On Tue, Jun 4, 2019 at 12:17 AM Evan Laforge <qdunkan at gmail.com> wrote:

> I'm using the 'streaming' library and realized it doesn't close files in a
> timely way for the way I'm using it, and in fact can't, due to how the
> library
> works.  I know conduit has put a lot of thought into closing resources in a
> timely way, so I did an experiment to see what it does, but as far as I can
> tell, conduit has the same problem.  Maybe I'm doing it wrong?
> The situation is that I'm opening multiple files and mixing their output.
> I want to close the inputs as soon as I'm done with them.  But I can get
> done with them earlier than the end of the file.  Since all of these
> libraries
> are based on pulling from downstream, if you don't pull all the way to the
> end,
> the close at the end doesn't happen, and has to wait until runResourceT
> returns, which is too late.  I remember long ago reading Oleg's original
> iteratee paper, and it seems like he called out this problem with
> pull-based
> iterators, that the iterator doesn't know when its caller is done with it,
> so
> it can't close files on time.
> Here's a conduit version that I think illustrates the situation:
>     import qualified Conduit as C
>     import           Conduit ((.|))
>     import qualified Control.Monad.Trans as Trans
>     import qualified System.IO as IO
>     main :: IO ()
>     main = C.runResourceT $ C.runConduit pipe
>     pipe :: C.ConduitM a c (C.ResourceT IO) ()
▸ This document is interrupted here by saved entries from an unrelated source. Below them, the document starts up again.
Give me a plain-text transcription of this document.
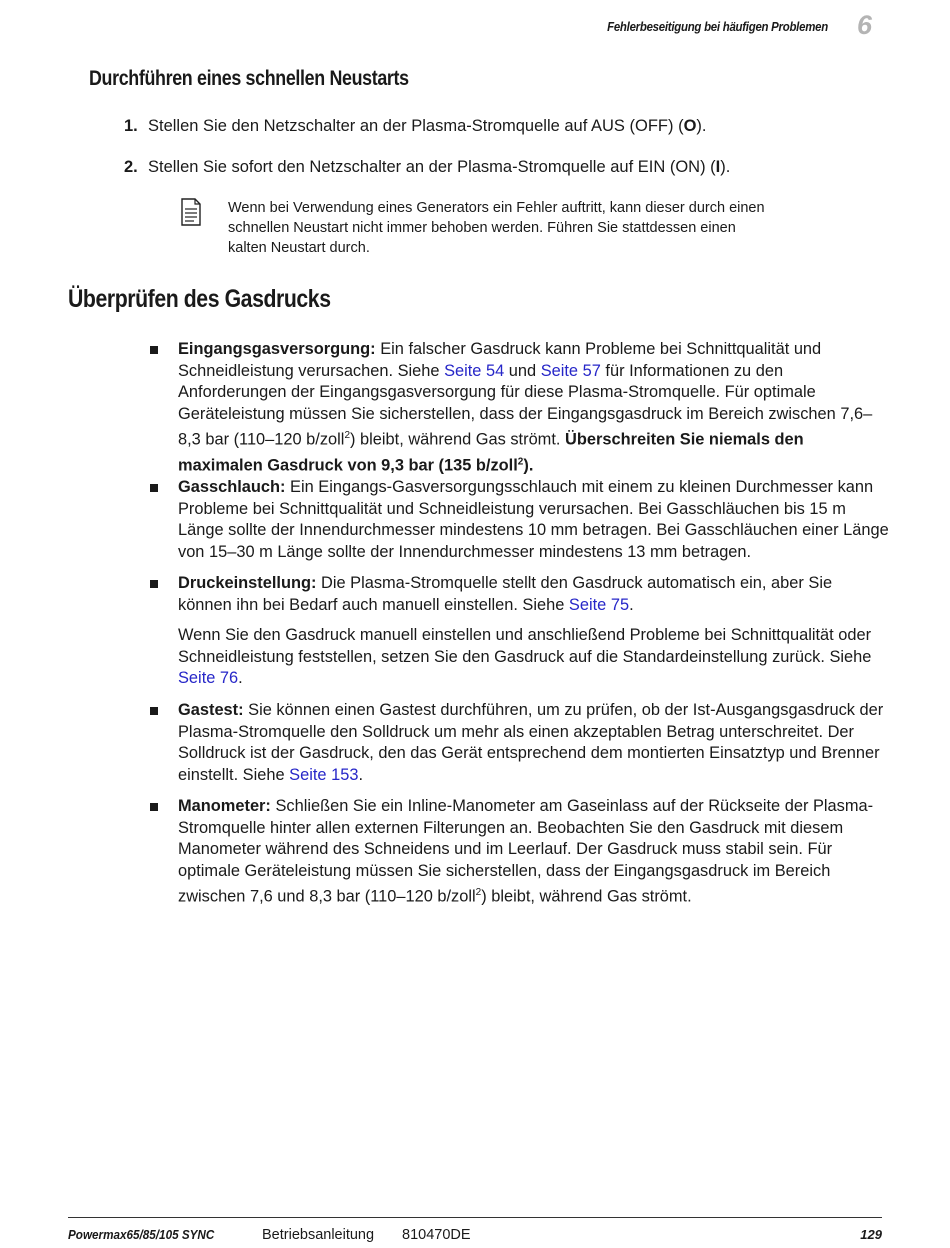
Fehlerbeseitigung bei häufigen Problemen 6
Durchführen eines schnellen Neustarts
1. Stellen Sie den Netzschalter an der Plasma-Stromquelle auf AUS (OFF) (O).
2. Stellen Sie sofort den Netzschalter an der Plasma-Stromquelle auf EIN (ON) (I).
Wenn bei Verwendung eines Generators ein Fehler auftritt, kann dieser durch einen schnellen Neustart nicht immer behoben werden. Führen Sie stattdessen einen kalten Neustart durch.
Überprüfen des Gasdrucks
Eingangsgasversorgung: Ein falscher Gasdruck kann Probleme bei Schnittqualität und Schneidleistung verursachen. Siehe Seite 54 und Seite 57 für Informationen zu den Anforderungen der Eingangsgasversorgung für diese Plasma-Stromquelle. Für optimale Geräteleistung müssen Sie sicherstellen, dass der Eingangsgasdruck im Bereich zwischen 7,6–8,3 bar (110–120 b/zoll$^2$) bleibt, während Gas strömt. Überschreiten Sie niemals den maximalen Gasdruck von 9,3 bar (135 b/zoll$^2$).
Gasschlauch: Ein Eingangs-Gasversorgungsschlauch mit einem zu kleinen Durchmesser kann Probleme bei Schnittqualität und Schneidleistung verursachen. Bei Gasschläuchen bis 15 m Länge sollte der Innendurchmesser mindestens 10 mm betragen. Bei Gasschläuchen einer Länge von 15–30 m Länge sollte der Innendurchmesser mindestens 13 mm betragen.
Druckeinstellung: Die Plasma-Stromquelle stellt den Gasdruck automatisch ein, aber Sie können ihn bei Bedarf auch manuell einstellen. Siehe Seite 75.
Wenn Sie den Gasdruck manuell einstellen und anschließend Probleme bei Schnittqualität oder Schneidleistung feststellen, setzen Sie den Gasdruck auf die Standardeinstellung zurück. Siehe Seite 76.
Gastest: Sie können einen Gastest durchführen, um zu prüfen, ob der Ist-Ausgangsgasdruck der Plasma-Stromquelle den Solldruck um mehr als einen akzeptablen Betrag unterschreitet. Der Solldruck ist der Gasdruck, den das Gerät entsprechend dem montierten Einsatztyp und Brenner einstellt. Siehe Seite 153.
Manometer: Schließen Sie ein Inline-Manometer am Gaseinlass auf der Rückseite der Plasma-Stromquelle hinter allen externen Filterungen an. Beobachten Sie den Gasdruck mit diesem Manometer während des Schneidens und im Leerlauf. Der Gasdruck muss stabil sein. Für optimale Geräteleistung müssen Sie sicherstellen, dass der Eingangsgasdruck im Bereich zwischen 7,6 und 8,3 bar (110–120 b/zoll$^2$) bleibt, während Gas strömt.
Powermax65/85/105 SYNC	Betriebsanleitung 810470DE	129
>     pipe = fileLines "TODO" .| (C.takeC 3 >> C.yield "***")
>         .| C.mapM_C (Trans.liftIO . putStrLn)
>     fileLines :: C.MonadResource m => FilePath -> C.ConduitT i String m ()
>     fileLines fname = C.bracketP (IO.openFile fname IO.ReadMode) close
> handleLines
>     handleLines :: Trans.MonadIO m => IO.Handle -> C.ConduitT i String m ()
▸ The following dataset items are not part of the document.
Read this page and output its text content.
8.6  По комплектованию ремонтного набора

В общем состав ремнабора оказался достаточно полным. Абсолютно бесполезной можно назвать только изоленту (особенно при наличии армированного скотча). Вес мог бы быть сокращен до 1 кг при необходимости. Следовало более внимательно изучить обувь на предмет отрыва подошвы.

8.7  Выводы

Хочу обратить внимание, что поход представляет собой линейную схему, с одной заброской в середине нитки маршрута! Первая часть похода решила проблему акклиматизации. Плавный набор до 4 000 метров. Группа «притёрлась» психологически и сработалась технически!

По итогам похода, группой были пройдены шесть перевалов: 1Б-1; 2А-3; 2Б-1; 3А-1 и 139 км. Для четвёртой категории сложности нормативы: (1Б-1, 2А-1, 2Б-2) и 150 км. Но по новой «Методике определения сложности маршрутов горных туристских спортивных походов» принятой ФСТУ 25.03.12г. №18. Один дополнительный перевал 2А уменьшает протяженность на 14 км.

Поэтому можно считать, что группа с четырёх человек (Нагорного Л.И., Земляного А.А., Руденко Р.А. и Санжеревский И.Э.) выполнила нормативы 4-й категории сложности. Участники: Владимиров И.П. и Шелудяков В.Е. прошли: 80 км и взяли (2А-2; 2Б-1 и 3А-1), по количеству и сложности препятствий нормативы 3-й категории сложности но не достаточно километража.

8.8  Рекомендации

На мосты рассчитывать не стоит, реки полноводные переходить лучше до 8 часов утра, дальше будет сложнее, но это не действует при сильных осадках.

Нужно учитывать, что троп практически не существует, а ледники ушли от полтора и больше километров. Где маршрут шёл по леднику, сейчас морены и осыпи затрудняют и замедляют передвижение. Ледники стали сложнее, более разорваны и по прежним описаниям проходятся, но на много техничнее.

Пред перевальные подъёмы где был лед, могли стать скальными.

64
>     handleLines hdl = loop
>         where
>         loop = do
>             eof <- Trans.liftIO $ IO.hIsEOF hdl
>             if eof then return () else do
>                 line <- Trans.liftIO $ IO.hGetLine hdl
>                 C.yield line
>                 loop
>     close :: IO.Handle -> IO ()
>     close hdl = IO.hClose hdl >> putStrLn "=== close"
> This prints the first three lines of TOOD, then ***, and then "=== close",
> where the close should go before the ***s.
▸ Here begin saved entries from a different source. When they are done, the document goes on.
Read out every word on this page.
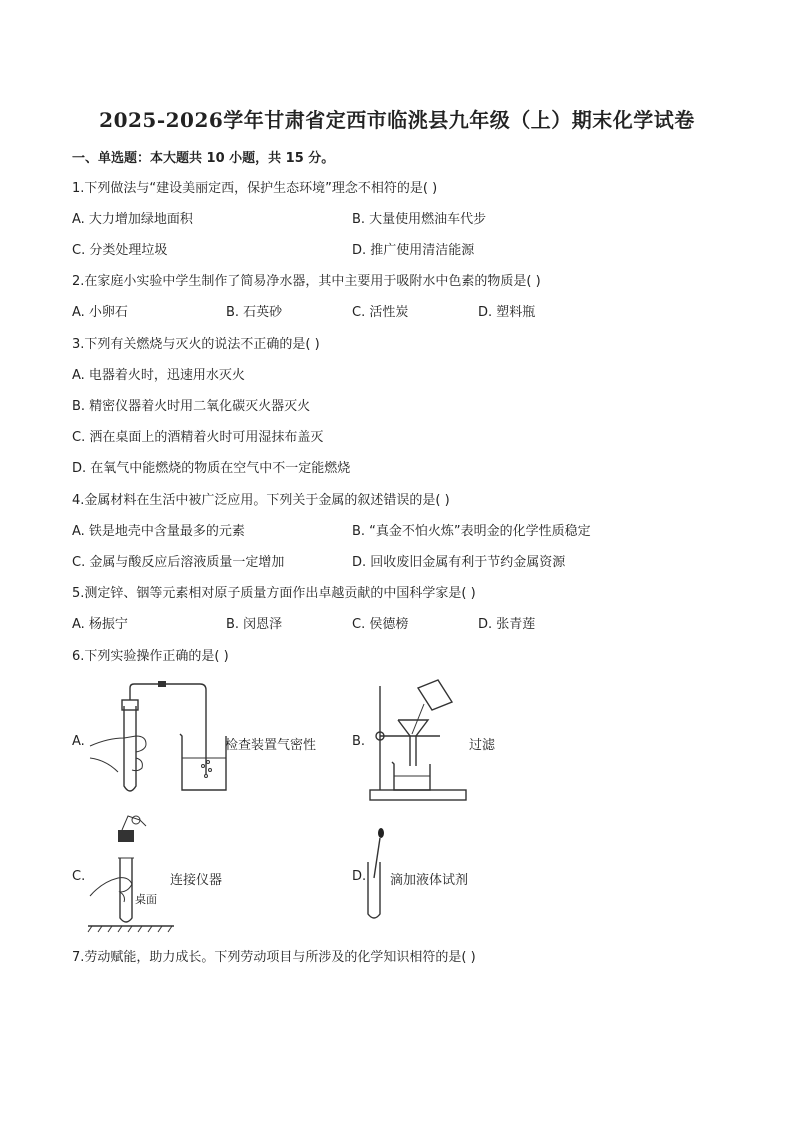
2025-2026学年甘肃省定西市临洮县九年级（上）期末化学试卷
一、单选题：本大题共 10 小题，共 15 分。
1.下列做法与“建设美丽定西，保护生态环境”理念不相符的是( )
A. 大力增加绿地面积	B. 大量使用燃油车代步
C. 分类处理垃圾	D. 推广使用清洁能源
2.在家庭小实验中学生制作了简易净水器，其中主要用于吸附水中色素的物质是( )
A. 小卵石	B. 石英砂	C. 活性炭	D. 塑料瓶
3.下列有关燃烧与灭火的说法不正确的是( )
A. 电器着火时，迅速用水灭火
B. 精密仪器着火时用二氧化碳灭火器灭火
C. 洒在桌面上的酒精着火时可用湿抹布盖灭
D. 在氧气中能燃烧的物质在空气中不一定能燃烧
4.金属材料在生活中被广泛应用。下列关于金属的叙述错误的是( )
A. 铁是地壳中含量最多的元素	B. “真金不怕火炼”表明金的化学性质稳定
C. 金属与酸反应后溶液质量一定增加	D. 回收废旧金属有利于节约金属资源
5.测定锌、铟等元素相对原子质量方面作出卓越贡献的中国科学家是( )
A. 杨振宁	B. 闵恩泽	C. 侯德榜	D. 张青莲
6.下列实验操作正确的是( )
A.	检查装置气密性	B.	过滤
C.	连接仪器	D. 滴加液体试剂
桌面
7.劳动赋能，助力成长。下列劳动项目与所涉及的化学知识相符的是( )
> As far as I can see, conduit can't do this any more than 'streaming' can,
> because 'C.takeC' is just some awaits and yields, with no indication that
> the final await is more special than any other await.
> I think what would be necessary to solve this is that combinators like
> 'take'
> have to be able to tell the stream to close, and that has to propagate
> back up
> to each producer that has registered a cleanup.  Of course this renders the
> stream invalid, so it's not safe to have any other references to the stream
> around, but I guess streams are stateful in general so that's always true.
> Maybe I could accumulate the finalizers in the stream data type and have
> combinators like 'take' call it as soon as they've taken their last.  What
> I actually wound up doing was make a 'takeClose' that also takes a 'close'
> action to run when its done with the stream.  It's not exactly general but
> I'm
> not writing a library so I don't need general.
> Is there some kind of standard or built-in solution for this situation?
> I know others have given a lot more thought to streaming than I have,
> so surely this issue has come up.
> I know there is a lot of talk about "prompt finalisation" and streams vs.
> pipes vs. conduit, and talk about brackets and whatnot, but despite reading
> various documents (https://hackage.haskell.org/package/streaming-with,
> http://www.haskellforall.com/2013/01/pipes-safe-10-resource-management-and.html
> ,
> etc.) I still don't really understand what they're talking about.
> It seems like they're really about reliable cleanup when there are
> exceptions, not really about prompt cleanup.  Certainly pipes-safe doesn't
> do
> prompt cleanup, at least not the kind I'm talking about.